While she also agrees that it’s possible to have a problem with cannabis, she said that the WPHP’s and WMC’s stance on cannabis is outdated, and out of touch with Washington’s cannabis laws.
“It’s an outrage,” said Dr. Sunil Aggarwal, a Washington State physician who specializes in helping patients use medical cannabis. “It’s a testament to the stranglehold of the zero-tolerance, all-use-is-misuse, drug-rehab-industry-driven system that the medical guilds have essentially sold themselves to.”
Aggarwal says medical institutions, for now, must be beholden to the DEA’s definition of marijuana, which says it has no accepted medical use and a high potential for abuse. And that keeps doctors from learning more about the drug, at a time when doctors who understand cannabis are desperately needed. While he said he hasn’t had any issues with the WMC, despite being an outspoken medical cannabis advocate, he said most doctors are afraid to engage with cannabis for fear of a potentially devastating referral to the Physicians Health Program.
That referral was certainly devastating to Ng’s medical career. Even if Ng were to attend rehab and get her license reinstated, the amount of continuing education she’d have to make up would be prohibitive, Li said, as would the cost.
“There were no complaints about [Yolanda] in the workplace,” says Li. “In fact they wanted her to come on full-time.
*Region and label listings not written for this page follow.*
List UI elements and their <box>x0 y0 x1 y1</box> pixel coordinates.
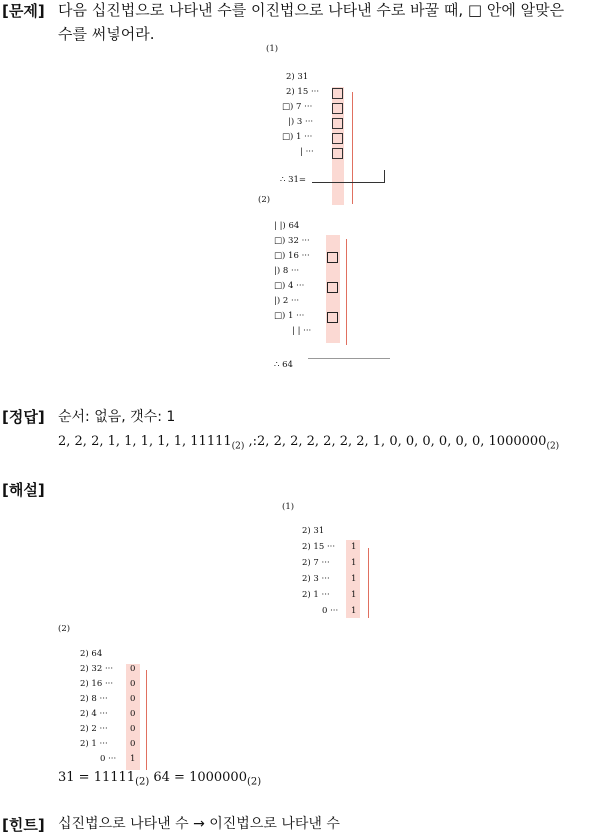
answer-box[interactable] <box>332 118 343 129</box>
division-row: 2) 2 ··· <box>80 724 108 734</box>
figure-result: ∴ 31= <box>280 175 307 185</box>
remainder-digit: 0 <box>130 694 136 704</box>
answer-blank-edge <box>384 170 385 183</box>
hint-tag: [힌트] <box>2 816 45 834</box>
division-row: 2) 1 ··· <box>302 590 330 600</box>
base-subscript: (2) <box>135 776 150 788</box>
result-31: 31 = 11111 <box>58 770 136 785</box>
answer-box[interactable] <box>332 133 343 144</box>
explanation-result <box>58 770 261 788</box>
answer-box[interactable] <box>327 312 338 323</box>
division-row: |) 2 ··· <box>274 296 300 306</box>
division-row: | ··· <box>300 147 314 157</box>
remainder-digit: 0 <box>130 664 136 674</box>
division-row: 2) 15 ··· <box>286 87 320 97</box>
remainder-digit: 1 <box>351 590 357 600</box>
answer-tag: [정답] <box>2 408 45 426</box>
answer-values-2: ,:2, 2, 2, 2, 2, 2, 2, 1, 0, 0, 0, 0, 0, 0, 1000000 <box>244 434 547 449</box>
division-row: 0 ··· <box>100 754 117 764</box>
remainder-digit: 1 <box>130 754 136 764</box>
answer-blank[interactable] <box>308 358 390 359</box>
answer-box[interactable] <box>327 252 338 263</box>
figure-result: ∴ 64 <box>274 360 293 370</box>
answer-blank[interactable] <box>312 182 384 183</box>
explanation-tag: [해설] <box>2 481 45 499</box>
remainder-digit: 1 <box>351 542 357 552</box>
division-row: □) 16 ··· <box>274 251 310 261</box>
division-row: 2) 1 ··· <box>80 739 108 749</box>
remainder-digit: 0 <box>130 709 136 719</box>
remainder-digit: 0 <box>130 724 136 734</box>
division-row: 2) 31 <box>286 72 309 82</box>
division-row: 2) 8 ··· <box>80 694 108 704</box>
division-row: 2) 7 ··· <box>302 558 330 568</box>
base-subscript: (2) <box>546 441 560 452</box>
division-row: □) 4 ··· <box>274 281 305 291</box>
division-row: |) 3 ··· <box>288 117 314 127</box>
division-row: □) 1 ··· <box>274 311 305 321</box>
division-row: □) 7 ··· <box>282 102 313 112</box>
division-row: 2) 16 ··· <box>80 679 114 689</box>
answer-box[interactable] <box>332 148 343 159</box>
up-arrow <box>352 92 353 204</box>
remainder-digit: 1 <box>351 606 357 616</box>
hint-text: 십진법으로 나타낸 수 → 이진법으로 나타낸 수 <box>58 816 340 832</box>
division-row: 2) 4 ··· <box>80 709 108 719</box>
division-row: 0 ··· <box>322 606 339 616</box>
up-arrow <box>346 239 347 345</box>
division-row: | | ··· <box>292 326 312 336</box>
answer-box[interactable] <box>327 282 338 293</box>
figure-label: (1) <box>266 44 279 54</box>
remainder-digit: 1 <box>351 574 357 584</box>
answer-box[interactable] <box>332 88 343 99</box>
remainder-digit: 0 <box>130 739 136 749</box>
up-arrow <box>146 670 147 770</box>
division-row: □) 32 ··· <box>274 236 310 246</box>
problem-line-2: 수를 써넣어라. <box>58 25 155 43</box>
division-row: 2) 64 <box>80 649 103 659</box>
division-row: 2) 3 ··· <box>302 574 330 584</box>
remainder-digit: 1 <box>351 558 357 568</box>
division-row: |) 8 ··· <box>274 266 300 276</box>
figure-label: (1) <box>282 502 295 512</box>
problem-line-1: 다음 십진법으로 나타낸 수를 이진법으로 나타낸 수로 바꿀 때, □ 안에 알맞은 <box>58 1 565 19</box>
division-row: □) 1 ··· <box>282 132 313 142</box>
answer-line-1: 순서: 없음, 갯수: 1 <box>58 409 176 425</box>
base-subscript: (2) <box>231 441 245 452</box>
answer-box[interactable] <box>332 103 343 114</box>
figure-label: (2) <box>258 195 271 205</box>
figure-label: (2) <box>58 624 71 634</box>
answer-values-1: 2, 2, 2, 1, 1, 1, 1, 1, 11111 <box>58 434 232 449</box>
division-row: 2) 15 ··· <box>302 542 336 552</box>
answer-line-2 <box>58 434 559 452</box>
division-row: | |) 64 <box>274 221 300 231</box>
division-row: 2) 31 <box>302 526 325 536</box>
result-64: 64 = 1000000 <box>149 770 247 785</box>
division-row: 2) 32 ··· <box>80 664 114 674</box>
base-subscript: (2) <box>246 776 262 788</box>
remainder-digit: 0 <box>130 679 136 689</box>
problem-tag: [문제] <box>2 2 45 20</box>
up-arrow <box>368 548 369 618</box>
She’s now been out of work for—what?—three years.”
But to Ng, the choice to walk away was clear: “I was single and I didn’t have a family that depended on me. I hadn’t been deep into my career yet. My dignity was worth a lot more than doing this thing that I knew was wrong.”
Talking about the experience, she hopes, will help doctors caught in similar situations who aren’t able to walk away so easily. Many physicians are afraid of being labeled, as Boyd said, sardonically, “a bellyaching doctor who is in denial about their addiction.” Many also have families, she said, and cannot afford a career change.
Aggarwal, for his part, was optimistic: “The fact that she’s fighting it has increased awareness. Many doctors I know have just gone to those treatments, and she refused. That’s very brave.”